Hill fort in Moray, Scotland

The Doune of Relugas (/rɪˈluːgəs/) is a hill fort located 9.25 km south south west of Forres in Moray, Scotland. It is situated on a rocky knoll rising to approximately 400 ft above ordnance datum and forming the south east part of the promontory at the confluence of the River Findhorn and the River Divie. The site commands an uninterrupted view of the valley of the Findhorn as far as Culbin Sands, 9 miles to the north on the shore of the Moray Firth.

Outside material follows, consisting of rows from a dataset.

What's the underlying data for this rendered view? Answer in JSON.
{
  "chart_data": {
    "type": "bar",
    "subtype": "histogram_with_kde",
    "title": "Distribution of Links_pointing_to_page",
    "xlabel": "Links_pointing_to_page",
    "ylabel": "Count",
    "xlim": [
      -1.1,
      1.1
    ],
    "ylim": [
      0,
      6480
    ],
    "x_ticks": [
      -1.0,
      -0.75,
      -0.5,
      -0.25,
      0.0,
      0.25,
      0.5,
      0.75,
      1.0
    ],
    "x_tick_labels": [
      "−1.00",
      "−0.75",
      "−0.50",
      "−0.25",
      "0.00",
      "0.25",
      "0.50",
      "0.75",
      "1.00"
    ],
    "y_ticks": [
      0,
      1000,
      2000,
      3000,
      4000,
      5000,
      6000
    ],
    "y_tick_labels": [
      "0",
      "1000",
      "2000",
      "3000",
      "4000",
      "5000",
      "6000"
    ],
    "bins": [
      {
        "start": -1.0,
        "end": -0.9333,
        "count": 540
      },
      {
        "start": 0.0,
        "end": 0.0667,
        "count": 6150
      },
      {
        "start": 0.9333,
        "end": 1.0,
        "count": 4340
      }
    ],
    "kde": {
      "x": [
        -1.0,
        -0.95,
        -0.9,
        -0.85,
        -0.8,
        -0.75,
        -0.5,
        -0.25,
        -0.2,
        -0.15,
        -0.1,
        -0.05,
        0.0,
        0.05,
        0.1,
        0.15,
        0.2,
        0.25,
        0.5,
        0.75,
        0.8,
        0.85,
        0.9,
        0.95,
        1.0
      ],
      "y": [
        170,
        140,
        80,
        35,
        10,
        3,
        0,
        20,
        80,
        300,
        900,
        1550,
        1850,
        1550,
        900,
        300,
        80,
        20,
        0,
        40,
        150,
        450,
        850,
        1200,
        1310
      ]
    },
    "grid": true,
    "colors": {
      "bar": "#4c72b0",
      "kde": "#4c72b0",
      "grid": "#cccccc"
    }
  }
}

The hill fort was occupied from the 1st millennium BC through to the late 1st millennium AD. At its heart is a timber-laced rampart enclosing an area measuring 53 m by 33 m. The enclosure is oval-shaped and has a gap to the east which may represent its entrance. Although there was no need for further defences to the east and south, there is an outer earthen rampart and ditch across the neck of the promontory to the north and west. This takes the form of a curved ditch 5.5 m wide and 2.0 m deep, behind which the rampart rises 5.5 m wide and 1.5 m high.

Stones from the rampart show evidence of vitrification, suggesting that the fort was burned at some point in its history. Other similarly sized vitrified forts within the area include Dun Evan, Dun Finlay and Dun Davie.

During the 19th century the remains of the Doune were incorporated as features into the designed picturesque landscape of the Relugas estate by the antiquarian and author Thomas Dick Lauder.